Using tensor network states for multi-particle Brownian ratchets

TL;DR

This paper uses tensor network states to analyze how interactions affect the current in multi-particle Brownian ratchets, revealing a shift in optimal driving frequency with increased particle density.

Contribution

It introduces a tensor network approach to efficiently study many-body effects in flashing ratchets, extending beyond single-particle analysis.

Findings

Maximum current shifts to higher frequencies with increased lattice occupancy.

Tensor network methods accurately reproduce stochastic trajectory sampling.

Interactions significantly influence transport properties in multi-particle ratchets.

Abstract

The study of Brownian ratchets has taught how time-periodic driving supports a time-periodic steady state that generates nonequilibrium transport.
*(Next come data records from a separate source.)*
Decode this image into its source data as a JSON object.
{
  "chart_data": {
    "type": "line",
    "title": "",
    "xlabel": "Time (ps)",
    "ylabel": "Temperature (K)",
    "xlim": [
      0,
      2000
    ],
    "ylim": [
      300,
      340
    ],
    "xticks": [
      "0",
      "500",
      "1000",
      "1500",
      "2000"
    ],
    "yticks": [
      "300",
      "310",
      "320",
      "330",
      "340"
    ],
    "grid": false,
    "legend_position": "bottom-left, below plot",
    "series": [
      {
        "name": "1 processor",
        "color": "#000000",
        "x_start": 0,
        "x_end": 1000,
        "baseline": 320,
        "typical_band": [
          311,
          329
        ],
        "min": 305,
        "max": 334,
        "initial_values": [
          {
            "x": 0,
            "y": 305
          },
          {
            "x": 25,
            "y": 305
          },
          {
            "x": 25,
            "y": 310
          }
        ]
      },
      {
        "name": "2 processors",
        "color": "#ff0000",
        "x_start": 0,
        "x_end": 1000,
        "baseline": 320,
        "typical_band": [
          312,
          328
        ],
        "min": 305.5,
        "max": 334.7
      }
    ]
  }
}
When a single particle is transported in one dimension, it is possible to rationalize the current in terms of the potential, but experimental efforts have ventured beyond that single-body case to systems with many interacting carriers. Working with a lattice model of volume-excluding particles in one dimension, we analyze the impact of interactions on a flashing ratchet's current. To surmount the many-body problem, we employ the time-dependent variational principle with a binary tree tensor network, methods discussed at length in a companion paper. Rather than propagating individual trajectories, the tensor network approach propagates a distribution over many-body configurations via a controllable variational approximation. The calculations, which reproduce Gillespie trajectory sampling, identify and explain a shift in the frequency of maximum current to higher driving frequency as the lattice occupancy increases.